Mais si la nécessité du miracle moral se fût présentée dans le cours même normal du développement de l’humanité, à plus forte raison s’imposera-t-elle dans le cas de la déchéance. Maintenant il ne s’agit plus seulement d’augmenter des forces devenues insuffisantes, mais de restituer des forces perdues, de régénérer celles qui sont détériorées, avant même d’en procréer de nouvelles et supérieures à toutes les précédentes, afin que, selon la norme énoncée par saint Paul : Là où le péché avait abondé, la grâce surabonde (Romains 5.20).

Si donc l’activité divine créatrice est close dans l’ordre physique universel depuis l’avènement du septième jour, elle se continue durant ce jour lui-même par la production incessante de toute âme humaine du néant ; et si encore le miracle a cessé actuellement dans l’ordre physique, il se continue dans l’ordre spirituel par la conversion et la régénération des âmes ; et même il est plus bienfaisant et plus glorieux sous cette seconde forme que sous la première.

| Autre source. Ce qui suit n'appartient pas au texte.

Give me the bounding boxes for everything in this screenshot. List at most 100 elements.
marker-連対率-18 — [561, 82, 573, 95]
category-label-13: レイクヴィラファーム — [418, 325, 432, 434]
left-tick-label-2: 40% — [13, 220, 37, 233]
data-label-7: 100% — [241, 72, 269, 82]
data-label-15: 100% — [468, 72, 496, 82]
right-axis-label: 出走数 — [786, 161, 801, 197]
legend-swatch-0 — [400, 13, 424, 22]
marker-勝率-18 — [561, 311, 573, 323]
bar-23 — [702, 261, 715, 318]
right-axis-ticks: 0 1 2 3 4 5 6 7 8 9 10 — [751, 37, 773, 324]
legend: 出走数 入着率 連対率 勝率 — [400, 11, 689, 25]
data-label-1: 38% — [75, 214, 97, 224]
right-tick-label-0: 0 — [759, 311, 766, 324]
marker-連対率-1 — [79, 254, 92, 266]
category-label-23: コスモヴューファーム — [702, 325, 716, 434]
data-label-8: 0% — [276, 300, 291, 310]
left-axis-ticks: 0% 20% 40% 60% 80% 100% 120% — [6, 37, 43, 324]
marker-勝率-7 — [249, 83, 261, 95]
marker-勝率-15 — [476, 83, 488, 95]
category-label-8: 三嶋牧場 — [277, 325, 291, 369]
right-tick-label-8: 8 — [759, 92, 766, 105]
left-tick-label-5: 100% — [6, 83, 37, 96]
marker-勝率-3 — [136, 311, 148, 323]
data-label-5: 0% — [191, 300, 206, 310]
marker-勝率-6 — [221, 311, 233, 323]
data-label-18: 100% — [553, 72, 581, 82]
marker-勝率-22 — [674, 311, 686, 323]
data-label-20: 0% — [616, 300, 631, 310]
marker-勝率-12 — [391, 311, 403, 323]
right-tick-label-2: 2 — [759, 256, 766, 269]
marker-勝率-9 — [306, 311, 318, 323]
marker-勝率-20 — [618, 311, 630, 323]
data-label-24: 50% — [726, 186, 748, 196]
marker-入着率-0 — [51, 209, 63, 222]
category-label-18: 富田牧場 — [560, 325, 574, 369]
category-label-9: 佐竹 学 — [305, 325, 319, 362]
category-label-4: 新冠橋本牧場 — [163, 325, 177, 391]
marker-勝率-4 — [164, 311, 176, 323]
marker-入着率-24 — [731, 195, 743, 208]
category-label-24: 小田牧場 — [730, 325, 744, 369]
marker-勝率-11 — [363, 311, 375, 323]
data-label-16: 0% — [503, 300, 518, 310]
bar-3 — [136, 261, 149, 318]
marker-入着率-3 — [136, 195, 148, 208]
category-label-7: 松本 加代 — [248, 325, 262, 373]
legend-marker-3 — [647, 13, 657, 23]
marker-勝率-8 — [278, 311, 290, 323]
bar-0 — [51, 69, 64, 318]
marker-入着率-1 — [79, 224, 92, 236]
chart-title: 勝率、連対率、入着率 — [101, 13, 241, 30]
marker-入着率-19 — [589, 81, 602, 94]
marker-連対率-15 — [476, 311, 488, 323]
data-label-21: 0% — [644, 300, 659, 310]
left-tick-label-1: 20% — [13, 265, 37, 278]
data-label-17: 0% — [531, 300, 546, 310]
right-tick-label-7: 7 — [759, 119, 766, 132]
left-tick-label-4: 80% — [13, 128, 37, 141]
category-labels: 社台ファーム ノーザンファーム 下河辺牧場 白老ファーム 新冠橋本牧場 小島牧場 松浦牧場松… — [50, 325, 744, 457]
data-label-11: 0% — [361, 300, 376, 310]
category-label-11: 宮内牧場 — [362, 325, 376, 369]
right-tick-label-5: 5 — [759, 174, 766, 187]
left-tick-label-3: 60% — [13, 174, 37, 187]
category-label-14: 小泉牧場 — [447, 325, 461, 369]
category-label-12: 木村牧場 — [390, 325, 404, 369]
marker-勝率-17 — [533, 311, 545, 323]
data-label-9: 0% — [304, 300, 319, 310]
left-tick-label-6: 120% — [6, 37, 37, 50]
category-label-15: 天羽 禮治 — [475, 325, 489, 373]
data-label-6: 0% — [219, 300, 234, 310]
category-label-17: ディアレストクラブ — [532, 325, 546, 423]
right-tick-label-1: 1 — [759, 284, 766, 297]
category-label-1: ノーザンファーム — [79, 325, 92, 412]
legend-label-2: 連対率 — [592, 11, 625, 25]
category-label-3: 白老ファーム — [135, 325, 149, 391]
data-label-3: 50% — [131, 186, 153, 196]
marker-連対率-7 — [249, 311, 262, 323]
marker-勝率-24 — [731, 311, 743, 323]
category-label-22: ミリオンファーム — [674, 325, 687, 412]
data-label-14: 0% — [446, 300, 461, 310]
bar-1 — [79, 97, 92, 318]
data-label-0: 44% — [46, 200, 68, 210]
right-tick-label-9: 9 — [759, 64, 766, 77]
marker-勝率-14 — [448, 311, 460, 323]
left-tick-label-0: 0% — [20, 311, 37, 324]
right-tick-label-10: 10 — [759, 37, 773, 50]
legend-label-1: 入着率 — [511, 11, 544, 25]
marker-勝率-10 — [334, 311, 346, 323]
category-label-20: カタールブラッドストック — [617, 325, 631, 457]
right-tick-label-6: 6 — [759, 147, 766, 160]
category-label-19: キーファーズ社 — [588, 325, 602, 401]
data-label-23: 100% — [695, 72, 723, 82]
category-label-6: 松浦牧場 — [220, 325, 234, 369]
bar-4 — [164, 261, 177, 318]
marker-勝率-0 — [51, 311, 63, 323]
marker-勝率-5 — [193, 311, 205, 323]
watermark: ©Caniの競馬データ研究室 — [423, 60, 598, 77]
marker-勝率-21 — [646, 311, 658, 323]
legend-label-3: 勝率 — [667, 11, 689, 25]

Ainsi Jésus-Christ place au sommet de l’énumération de ses œuvres messianiques, plus haut même que les résurrections de morts, l’Evangile annoncé aux pauvres, Luc 7.22.

Le christianisme, dès son origine et dans son action permanente et future, réunit en effet ce double caractère d’une restauration de forces perdues : ἀπολύτρωσις, 1 Corinthiens 1.30, et d’une création de forces nouvelles : καινὴ κτίσις 2 Corinthiens 5.17.

L’action divine surnaturelle, soit dans l’ordre physique soit dans l’ordre moral, à ses différents degrés que nous avons décrits, marque la transition de l’activité providentielle générale et conservatrice à l’activité créatrice qui s’est manifestée une seconde fois dans la première venue de Christ, et se manifestera une troisième à la fin du monde.

Le développement de la doctrine du miracle, soit du miracle physique, soit du miracle moral, appartient à la sotériologie et à l’eschatologie d’une part, à la Morale chrétienne de l’autre.

Nous établirons donc comme suit la série des activités divines surnaturelles dans les deux ordres physique et moral :

1° Les miracles de création dans l’ordre purement physique, qui se sont succédé durant les périodes anté-historiques jusqu’à l’apparition de l’homme qui en a été le couronnement.

2° Les miracles physiques dans l’ordre de l’histoire, qui se sont succédé dans l’économie préparatoire jusqu’à la seconde création en Christ, consommation du miracle physique et inauguration du miracle spirituel

3° Les miracles spirituels accomplis dans le sein de l’ordre spirituel, de la résurrection de Christ à son retour.

4° La troisième création, à la fois physique et universelle dans ses effets comme la première et spirituelle comme la seconde.

On peut donc dire que les miracles physiques et spirituels qui se sont succédé à intervalles irréguliers au cours de l’histoire, et dont la résurrection de Christ est le foyer central, n’ont été que les jalons préparatoires de la création divine et universelle qui marquera la fin du sabbat de Dieu.